Fitbit has strengthened its position in the global wearables market, and will ramp up efforts to develop an early Covid-19 detection algorithm, thanks to a recent funding award from the US army, according to an analyst.

The American consumer electronics firm received nearly $2.5m in late-October via the US Department of Defense’s Medical Technology Enterprise Consortium (MTEC) award.

This money will be put towards accelerating development of a wearable application for detecting Covid-19 infection at an early stage using measurements like breathing and heart rate.

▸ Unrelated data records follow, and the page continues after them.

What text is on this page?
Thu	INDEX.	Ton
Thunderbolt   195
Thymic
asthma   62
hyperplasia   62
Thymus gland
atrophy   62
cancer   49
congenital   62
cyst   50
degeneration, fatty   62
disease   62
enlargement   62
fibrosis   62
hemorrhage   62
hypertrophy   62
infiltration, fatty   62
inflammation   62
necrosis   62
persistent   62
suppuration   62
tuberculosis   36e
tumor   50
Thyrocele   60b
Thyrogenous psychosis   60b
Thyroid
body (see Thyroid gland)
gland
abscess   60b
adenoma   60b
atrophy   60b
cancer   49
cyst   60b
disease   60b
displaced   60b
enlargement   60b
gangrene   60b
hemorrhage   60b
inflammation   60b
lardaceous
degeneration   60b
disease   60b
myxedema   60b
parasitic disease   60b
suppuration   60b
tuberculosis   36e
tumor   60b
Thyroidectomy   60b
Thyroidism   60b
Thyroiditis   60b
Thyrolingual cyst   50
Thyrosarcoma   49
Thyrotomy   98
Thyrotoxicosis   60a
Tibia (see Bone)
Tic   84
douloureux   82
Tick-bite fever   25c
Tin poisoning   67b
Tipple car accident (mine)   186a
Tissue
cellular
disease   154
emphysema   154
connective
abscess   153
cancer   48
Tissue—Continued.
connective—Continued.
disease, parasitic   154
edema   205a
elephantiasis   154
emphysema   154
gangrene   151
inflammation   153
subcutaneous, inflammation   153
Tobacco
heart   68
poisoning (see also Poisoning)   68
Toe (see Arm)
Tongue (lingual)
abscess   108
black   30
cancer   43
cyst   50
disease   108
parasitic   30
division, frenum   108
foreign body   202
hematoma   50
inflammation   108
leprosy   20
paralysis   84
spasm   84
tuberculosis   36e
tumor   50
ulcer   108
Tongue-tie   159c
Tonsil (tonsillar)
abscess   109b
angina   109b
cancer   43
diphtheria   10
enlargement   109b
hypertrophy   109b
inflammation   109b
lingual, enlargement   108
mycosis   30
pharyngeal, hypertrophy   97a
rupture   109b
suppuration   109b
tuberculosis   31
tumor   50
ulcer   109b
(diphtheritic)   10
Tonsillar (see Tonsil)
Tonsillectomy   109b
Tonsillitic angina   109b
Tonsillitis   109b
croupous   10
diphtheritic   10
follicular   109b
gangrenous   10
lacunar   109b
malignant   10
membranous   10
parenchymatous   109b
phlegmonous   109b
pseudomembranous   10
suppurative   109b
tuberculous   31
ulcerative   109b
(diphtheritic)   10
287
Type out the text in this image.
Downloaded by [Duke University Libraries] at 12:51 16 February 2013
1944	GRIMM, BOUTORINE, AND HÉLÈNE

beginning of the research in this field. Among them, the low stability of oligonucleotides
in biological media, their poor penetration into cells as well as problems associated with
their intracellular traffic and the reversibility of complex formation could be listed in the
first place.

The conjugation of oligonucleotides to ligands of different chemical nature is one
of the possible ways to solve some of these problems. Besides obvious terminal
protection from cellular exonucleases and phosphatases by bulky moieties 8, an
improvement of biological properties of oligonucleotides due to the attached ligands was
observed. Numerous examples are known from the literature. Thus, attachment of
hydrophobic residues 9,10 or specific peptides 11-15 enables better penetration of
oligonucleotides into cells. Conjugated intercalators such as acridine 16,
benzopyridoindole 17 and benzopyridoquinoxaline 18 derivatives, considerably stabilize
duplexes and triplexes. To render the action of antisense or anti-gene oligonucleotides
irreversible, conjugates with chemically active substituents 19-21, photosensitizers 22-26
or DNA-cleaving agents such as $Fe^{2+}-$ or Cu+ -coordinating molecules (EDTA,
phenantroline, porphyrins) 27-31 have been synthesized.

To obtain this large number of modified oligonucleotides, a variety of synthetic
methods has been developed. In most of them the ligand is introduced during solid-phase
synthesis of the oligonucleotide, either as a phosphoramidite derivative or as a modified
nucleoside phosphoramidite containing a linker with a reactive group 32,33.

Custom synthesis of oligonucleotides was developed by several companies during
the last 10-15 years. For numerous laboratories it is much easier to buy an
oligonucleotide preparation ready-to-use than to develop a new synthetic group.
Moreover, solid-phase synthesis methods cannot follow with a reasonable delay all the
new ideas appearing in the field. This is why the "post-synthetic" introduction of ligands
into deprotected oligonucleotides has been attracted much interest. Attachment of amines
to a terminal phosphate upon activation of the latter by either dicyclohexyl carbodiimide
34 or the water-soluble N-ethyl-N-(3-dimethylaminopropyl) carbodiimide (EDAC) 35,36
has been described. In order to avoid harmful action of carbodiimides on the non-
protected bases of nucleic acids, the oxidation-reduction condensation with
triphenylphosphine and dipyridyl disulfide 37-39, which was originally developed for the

Analytics firm GlobalData anticipates that Fitbit’s efforts in this area will see the company remain a major player in the wearables market “for the foreseeable future”.

Dominic Tong, medical device analyst at GlobalData, said: “With the Covid-19 pandemic showing no signs of slowing, efforts to detect cases earlier and slow the spread of the disease remain a top priority.

“A potential solution lies in using the variety of health sensors in current wearables, such as the Apple Watch Series 6 or Samsung Watch3, to detect Covid-19 cases earlier.

“Fitbit, among other players, has been developing an algorithm that it hopes can use measures like breathing rate and heart rate collected by its Sense wearable to detect Covid-19 cases prior to symptom onset.

“While studies to determine the effectiveness of this algorithm are ongoing, early results are promising, and will be bolstered by a newly-received $2.5m award from the US Army Medical Research and Development Command.”


How is Fitbit using wearable tech for early Covid-19 detection?

After receiving the MTEC award last month, Fitbit announced it would work with New York-based healthcare provider Northwell Health’s Feinstein Institutes for Medical Research on a prospective study to validate an early detection algorithm for Covid-19.

The prospective study will see thousands of Fitbit devices distributed among Northwell Health employees, who will receive notifications of potential illness, as well as coronavirus testing to assess and verify the results.

This will build upon Fitbit’s existing Covid-19 research, which includes another collaborative study with The Scripps Research Institute and Stanford Medicine that launched earlier this year.

To date, the study has enrolled 187,500 participants in the US and Canada, with more than 2,700 confirmed positive cases of the virus being observed so far.

According to Fitbit, early findings from this study suggest the company’s algorithm can detect nearly 50% of Covid-19 cases one day before participants report the onset of symptoms, with 70% specificity.

Fitbit claims this reinforces the idea that breathing rate, resting heart rate, and heart rate variability (HRV) are all useful metrics for indicating the onset of illness – and are also best tracked at night when the body is resting.